Qual é a concentração de hipoclorito de sódio que você usa? Qual? Ah, sim, 2,5%. Você sabe que até bem pouco tempo atrás você seria condenado, como Galileu foi, por dizer isso? Por que? Porque os trabalhos mostravam que essa concentração era altamente tóxica aos tecidos vivos. Pelo que mostravam os resultados, tinha-se que usar solução fisiológica para irrigar os canais, porque essa concentração é biocompatível. Uma beleza de axioma**.

Aceitou-se depois, o hipoclorito de sódio a 0,5% e mais tarde a 1%. Por que hoje se usa cada vez mais o hipoclorito de sódio a 2,5%? Porque além da beleza das estrelas, há algo mais no firmamento. Interpretou-se o trabalho de Grossman e Meiman como algo que indicava a necessidade de baixas concentrações de hipoclorito de sódio. Não seria o contrário, isto é, pelas dificuldades de se remover o conteúdo do canal, dever-se-ia utilizar uma concentração que proporcionasse maior ação solvente?
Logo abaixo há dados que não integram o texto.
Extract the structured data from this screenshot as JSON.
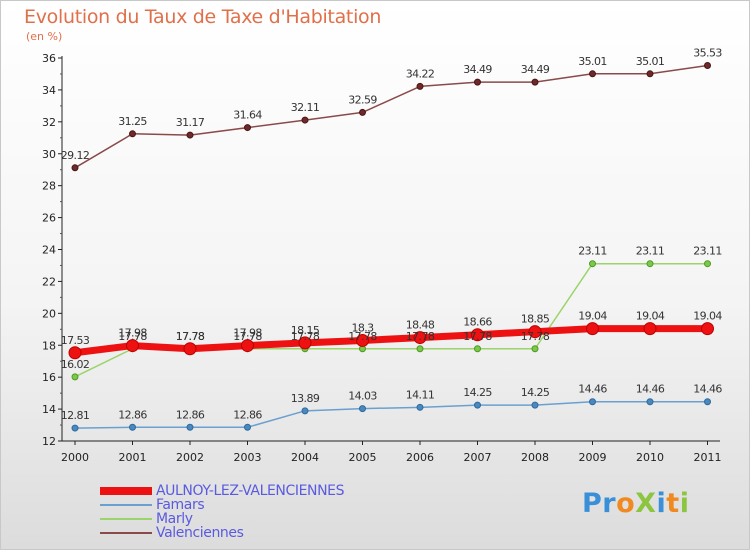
{
  "header": {
    "title": "Evolution du Taux de Taxe d'Habitation",
    "unit": "(en %)"
  },
  "logo": {
    "text": "ProXiti"
  },
  "colors": {
    "AULNOY-LEZ-VALENCIENNES": "#ee1111",
    "Famars": "#6aa0cf",
    "Marly": "#9ad46a",
    "Valenciennes": "#8a4a4a"
  },
  "chart_data": {
    "type": "line",
    "title": "Evolution du Taux de Taxe d'Habitation",
    "ylabel": "(en %)",
    "xlabel": "",
    "ylim": [
      12,
      36
    ],
    "yticks": [
      12,
      14,
      16,
      18,
      20,
      22,
      24,
      26,
      28,
      30,
      32,
      34,
      36
    ],
    "grid": false,
    "legend": "bottom-left",
    "categories": [
      "2000",
      "2001",
      "2002",
      "2003",
      "2004",
      "2005",
      "2006",
      "2007",
      "2008",
      "2009",
      "2010",
      "2011"
    ],
    "series": [
      {
        "name": "AULNOY-LEZ-VALENCIENNES",
        "values": [
          17.53,
          17.98,
          17.78,
          17.98,
          18.15,
          18.3,
          18.48,
          18.66,
          18.85,
          19.04,
          19.04,
          19.04
        ]
      },
      {
        "name": "Famars",
        "values": [
          12.81,
          12.86,
          12.86,
          12.86,
          13.89,
          14.03,
          14.11,
          14.25,
          14.25,
          14.46,
          14.46,
          14.46
        ]
      },
      {
        "name": "Marly",
        "values": [
          16.02,
          17.78,
          17.78,
          17.78,
          17.78,
          17.78,
          17.78,
          17.78,
          17.78,
          23.11,
          23.11,
          23.11
        ]
      },
      {
        "name": "Valenciennes",
        "values": [
          29.12,
          31.25,
          31.17,
          31.64,
          32.11,
          32.59,
          34.22,
          34.49,
          34.49,
          35.01,
          35.01,
          35.53
        ]
      }
    ],
    "data_labels": {
      "AULNOY-LEZ-VALENCIENNES": [
        "17.53",
        "17.98",
        "17.78",
        "17.98",
        "18.15",
        "18.3",
        "18.48",
        "18.66",
        "18.85",
        "19.04",
        "19.04",
        "19.04"
      ],
      "Famars": [
        "12.81",
        "12.86",
        "12.86",
        "12.86",
        "13.89",
        "14.03",
        "14.11",
        "14.25",
        "14.25",
        "14.46",
        "14.46",
        "14.46"
      ],
      "Marly": [
        "16.02",
        "17.78",
        "17.78",
        "17.78",
        "17.78",
        "17.78",
        "17.78",
        "17.78",
        "17.78",
        "23.11",
        "23.11",
        "23.11"
      ],
      "Valenciennes": [
        "29.12",
        "31.25",
        "31.17",
        "31.64",
        "32.11",
        "32.59",
        "34.22",
        "34.49",
        "34.49",
        "35.01",
        "35.01",
        "35.53"
      ]
    }
  }
}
Para proteção dos tecidos ápico/periapicais, particularmente do coto pulpar, era fundamental a colocação de uma “gota” de hidróxido de cálcio sobre o coto pulpar. Uma beleza de axioma. A clínica não foi capaz de confirmar a viabilidade desse procedimento na rotina dos consultórios.
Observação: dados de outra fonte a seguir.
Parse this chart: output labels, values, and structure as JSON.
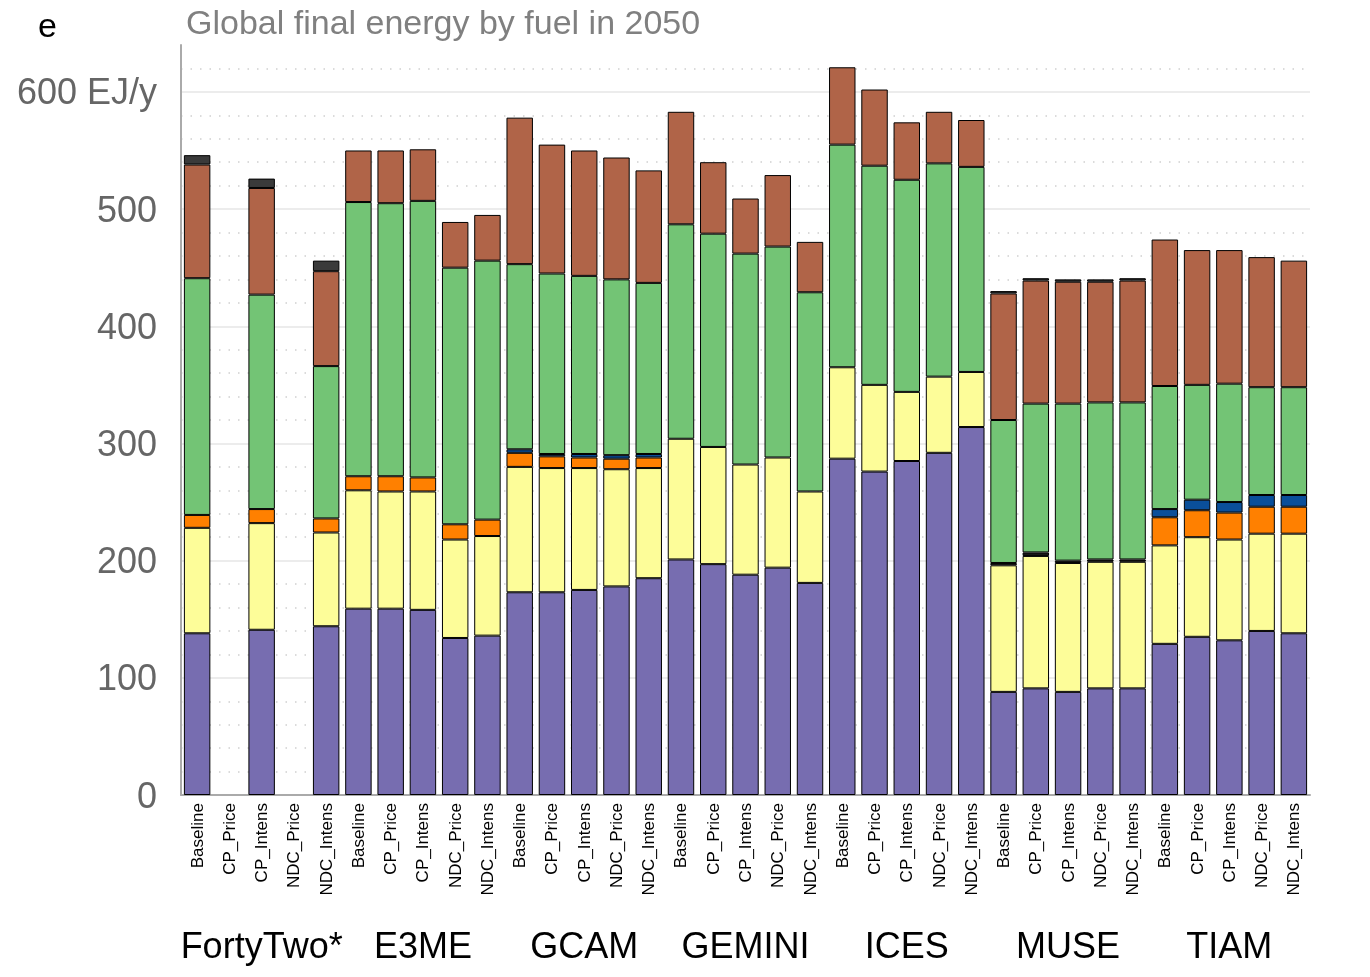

Por que não instrumentar o canal cementário? Para não agredir os tecidos periapicais. Os trabalhos mostram que quando se manipula o forame gera-se uma reação inflamatória nos tecidos (periapicais) vizinhos. O canal cementário é, assim, uma região sagrada. Uma beleza de axioma. Será que entendi bem? Quer dizer que um determinado segmento do organismo humano, mesmo infectado, é sagrado, não deve ser manipulado, é isso?

O pensamento Aristotélico diz, ao longo desses últimos mais de cinquenta anos, que se a obturação do canal não for hermética não há sucesso e vários trabalhos “provaram” isso. Daí a necessidade de se vedar todas as entradas/saídas do sistema de canais. Onde estão os registros da confirmação dessa teoria na literatura? A hegemonia do pensamento não permitiu sequer a discussão da sensatez e viabilidade da concepção. Que se condenem e levem à fogueira idéias contrárias.
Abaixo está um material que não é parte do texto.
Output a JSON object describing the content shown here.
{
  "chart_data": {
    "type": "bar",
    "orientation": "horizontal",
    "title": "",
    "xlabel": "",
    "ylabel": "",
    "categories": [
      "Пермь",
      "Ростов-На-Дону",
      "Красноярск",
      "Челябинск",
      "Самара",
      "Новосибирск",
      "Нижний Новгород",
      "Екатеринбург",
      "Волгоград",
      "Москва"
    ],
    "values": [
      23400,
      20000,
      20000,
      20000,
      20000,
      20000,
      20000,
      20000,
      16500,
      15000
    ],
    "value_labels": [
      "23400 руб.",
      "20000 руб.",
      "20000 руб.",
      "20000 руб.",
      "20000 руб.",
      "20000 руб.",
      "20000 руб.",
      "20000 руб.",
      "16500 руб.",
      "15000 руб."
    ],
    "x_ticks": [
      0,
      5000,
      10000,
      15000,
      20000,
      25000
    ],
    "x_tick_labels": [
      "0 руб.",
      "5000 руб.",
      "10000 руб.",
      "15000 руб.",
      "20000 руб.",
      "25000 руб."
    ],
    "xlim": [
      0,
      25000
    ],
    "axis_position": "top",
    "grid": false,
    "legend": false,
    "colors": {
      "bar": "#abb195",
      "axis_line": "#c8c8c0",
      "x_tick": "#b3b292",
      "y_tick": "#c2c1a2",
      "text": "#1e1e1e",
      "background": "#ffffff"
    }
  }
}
Já disse em outra oportunidade que não basta elaborar belas hipóteses e a partir delas ensinar como fazer um tratamento endodôntico. É preciso saber e entender o que ocorre no tratamento endodôntico, para que se possa ter a melhor noção da validade ou não dos nossos postulados teóricos na aplicação clínica. A Endodontia registra alguns momentos em que os resultados clínicos entraram em choque com o que se idealizara nos laboratórios.

O neoliberalismo é um modelo falido, e com ele faliu o mundo. O interessante é que alguns cardeais do neoliberalismo estão negando o que fizeram e já estão dando entrevistas de como as coisas devem ser feitas para salvar o mundo (no Brasil, todos os dias estão na televisão dizendo o que o governo deve fazer). O sufocamento de novas idéias parece ser comum  também na ciência endodôntica. São criticadas com o devido respaldo do conhecimento esteticamente matematizado. Mas, como diz Victor Hugo***, “é possível resistir à invasão dos exércitos, não à invasão das idéias”. Diante do surgimento delas, ensinam a fazer. E desejam assumir a paternidade.

Adaptando a frase de outro artigo de economia, desta vez de Dani Rodrik****, a culpa não é da endodontia, é dos endodontistas.

* Antônio Delfim
Netto – economista e político paulista.
** Axioma – premissa imediatamente evidente que se admite como universalmente verdadeira sem exigência de demonstração.
*** Victor Hugo – (1802-1885), escritor e poeta francês de grande atuação política em seu país.
**** Dani Rodrik – economista americano, professor na Escola de Governo, de Harvard.